Yuki swallowed. “I… I just watched the screen. You did the jumping out of a window part.”
Aya shook her head. “No. You broke the lock. You watched my back.”
She squeezed his hand once, then let go. She straightened her jacket, the professional mask snapping back into place, but it felt thinner now. Less like a wall and more like armor.
“You are… adequate, Yuki" She said.
Yuki grinned, his fear finally fading into a buzzing high. “Adequate huh?, I'll take it"
“Come,” Aya said, turning toward the street. “We need to decrypt this data. And…” She hesitated. “I believe standard dating protocol dictates that after a successful event, we get food. I require calories.”
“Food?” Yuki blinked. “Like… a second date?”
Aya looked back over her shoulder. A ghost of a smirk played on her lips.

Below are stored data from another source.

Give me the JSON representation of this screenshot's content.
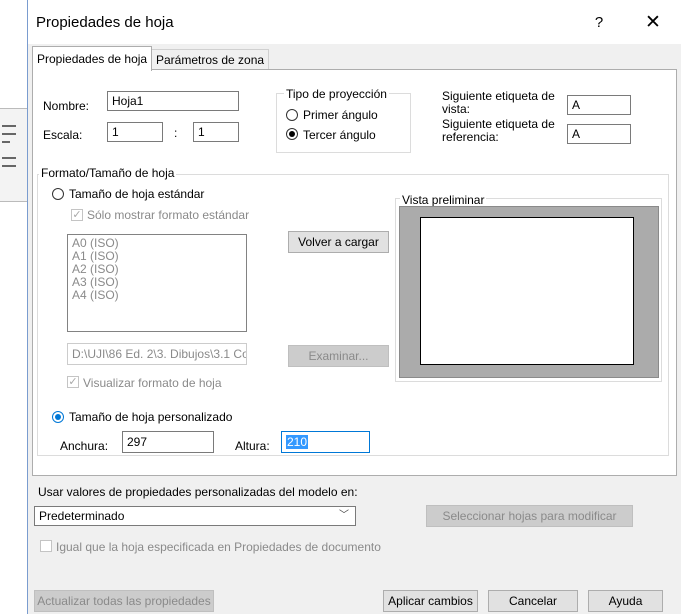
{
  "dialog": {
    "title": "Propiedades de hoja",
    "help_icon": "?",
    "close_icon": "✕"
  },
  "tabs": [
    {
      "label": "Propiedades de hoja",
      "active": true
    },
    {
      "label": "Parámetros de zona",
      "active": false
    }
  ],
  "sheet": {
    "name_label": "Nombre:",
    "name_value": "Hoja1",
    "scale_label": "Escala:",
    "scale_num": "1",
    "scale_sep": ":",
    "scale_den": "1"
  },
  "projection": {
    "title": "Tipo de proyección",
    "options": [
      {
        "label": "Primer ángulo",
        "selected": false
      },
      {
        "label": "Tercer ángulo",
        "selected": true
      }
    ]
  },
  "labels": {
    "next_view_label": "Siguiente etiqueta de vista:",
    "next_view_value": "A",
    "next_ref_label": "Siguiente etiqueta de referencia:",
    "next_ref_value": "A"
  },
  "format": {
    "group_title": "Formato/Tamaño de hoja",
    "standard_radio": "Tamaño de hoja estándar",
    "standard_selected": false,
    "only_standard_label": "Sólo mostrar formato estándar",
    "sizes": [
      "A0 (ISO)",
      "A1 (ISO)",
      "A2 (ISO)",
      "A3 (ISO)",
      "A4 (ISO)"
    ],
    "reload_button": "Volver a cargar",
    "path_value": "D:\\UJI\\86 Ed. 2\\3. Dibujos\\3.1 Co",
    "browse_button": "Examinar...",
    "show_format_label": "Visualizar formato de hoja",
    "preview_title": "Vista preliminar",
    "custom_radio": "Tamaño de hoja personalizado",
    "custom_selected": true,
    "width_label": "Anchura:",
    "width_value": "297",
    "height_label": "Altura:",
    "height_value": "210"
  },
  "model": {
    "label": "Usar valores de propiedades personalizadas del modelo en:",
    "combo_value": "Predeterminado",
    "select_sheets_button": "Seleccionar hojas para modificar",
    "same_as_label": "Igual que la hoja especificada en Propiedades de documento"
  },
  "footer": {
    "update_all": "Actualizar todas las propiedades",
    "apply": "Aplicar cambios",
    "cancel": "Cancelar",
    "help": "Ayuda"
  },
  "colors": {
    "accent": "#0078d7",
    "selection": "#3399ff",
    "dialog_bg": "#f0f0f0"
  }
}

“Don’t push your luck, Amano. I’m just hungry.”
Yuki grabbed his bag and followed her out of the alley.
“Ramen,” he suggested. “There’s a great place two blocks from here.”
“Acceptable,"
As they walked side-by-side down the neon-lit street of Shinjuku, fading into the crowd, Yuki realized two things.
First, he was definitely failing his calculus exam on Monday.
And second, being Aya Lefebvre’s fake boyfriend might actually be the most exciting thing that had ever happened to him.